While most Egyptian leaders respected Khadr, his kids were often seen as too Western, according to those who knew the Khadrs at the time. Abdurahman, the second oldest Khadr son and so-called black sheep of his family, was of particular concern to Al Qaeda.
One day, as a convoy quickly lined up to leave the camp, Abdurahman and his older brother Abdullah got into a screaming match. They were fighting over the front seat, Abduraham said.
Shouting led to shoving, which eventually led to Abdullah running after his brother with an AK-47 pointed at his back. Their mother screamed for her boys to stop.
Bin Laden had reportedly told the family he did not want them following him to the next camp in Kandahar, but Khadr’s wife, Maha Elsamnah, begged the group to keep Abdurahman. “I couldn’t control him,” she said in an interview.
Al Qaeda managed to hang on to Abdurahman for just one night in Kabul, when the group’s members decided they couldn’t handle him, either.
It was left to al-Adel, now Al Qaeda’s new leader, to drive the teenager to the bus station.
“Do not come back until your father is with you,” Abdurahman recalled him saying. “Go to your family.” Then he bought a ticket for Abdurahman to go to Peshawar.
This wasn’t the first time the Khadr children would be in trouble. An informant who worked for the British and French intelligence services, and later wrote a book under the pseudonym Omar Nasiri, described another scene at a training camp when the Khadr boys fought.
“They had broken all the rules we had learned since our first day of training,” Nasiri wrote. “Soon, we were laughing about it, even though it wasn’t funny at all. It made us nervous.”
When the Khadr family later moved to Kabul, they lived once again near al-Adel.
Most of Al Qaeda at this time lived outside of Kandahar, but al-Adel resided in the upscale neighbourhood of Wazzer Akbar Khan, according to Elsamnah.

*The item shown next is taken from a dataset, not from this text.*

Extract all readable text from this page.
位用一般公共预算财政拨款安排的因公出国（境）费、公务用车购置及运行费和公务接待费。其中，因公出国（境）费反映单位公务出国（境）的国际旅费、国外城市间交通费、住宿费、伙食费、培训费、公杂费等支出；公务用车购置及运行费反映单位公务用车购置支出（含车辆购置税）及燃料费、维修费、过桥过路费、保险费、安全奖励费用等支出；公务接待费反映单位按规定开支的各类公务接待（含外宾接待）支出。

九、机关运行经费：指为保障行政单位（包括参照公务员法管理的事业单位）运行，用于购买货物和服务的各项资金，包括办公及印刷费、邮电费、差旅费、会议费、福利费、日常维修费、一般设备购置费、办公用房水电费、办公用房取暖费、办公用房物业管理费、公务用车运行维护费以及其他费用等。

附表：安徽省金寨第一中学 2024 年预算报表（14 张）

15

Many of the Egyptians in Kabul used walkie-talkies to communicate with each other. The Khadr family was given Number 15, but at some point someone said “Kareem” instead, and that name seemed to stick.
Saif al Adel was known on the radio as Number 1.
In describing Al Qaeda’s roots in his book Looming Tower, author Lawrence Wright said al-Adel travelled with bin Laden from Sudan to Afghanistan in 1996. “Saif al Adel, later to become al Qaeda’s military chief, sat in the co-pilot’s seat holding a map so he could direct the Russian pilot, who didn’t speak Arabic and whom they didn’t trust,” Wright wrote.
Many Al Qaeda leaders were paranoid about spies within the group, but Wright describes al-Adel as particularly suspicious of a “traitor in his camp.”
News of al-Adel’s appointment as an interim leader was uncovered Tuesday by Noman Benotman, a former Libyan fighter aligned with Al Qaeda, now working at London’s counter-extremism think tank, the Quilliam Foundation.
After 9/11, al-Adel’s whereabouts were a mystery. It was believed he fled to Iran after the U.S. invasion of Afghanistan in December 2001 and was put under house arrest.
Benotman was reportedly told by sources that al-Adel was released this summer in exchange for kidnapped Iranian diplomats.
His release is expected to raise questions about Tehran’s role determining in Al Qaeda’s future since the killing of bin Laden earlier this month.
Al-Adel is expected to remain in the leadership role until the organization can be taken over by Egyptian doctor Ayman al-Zawahiri.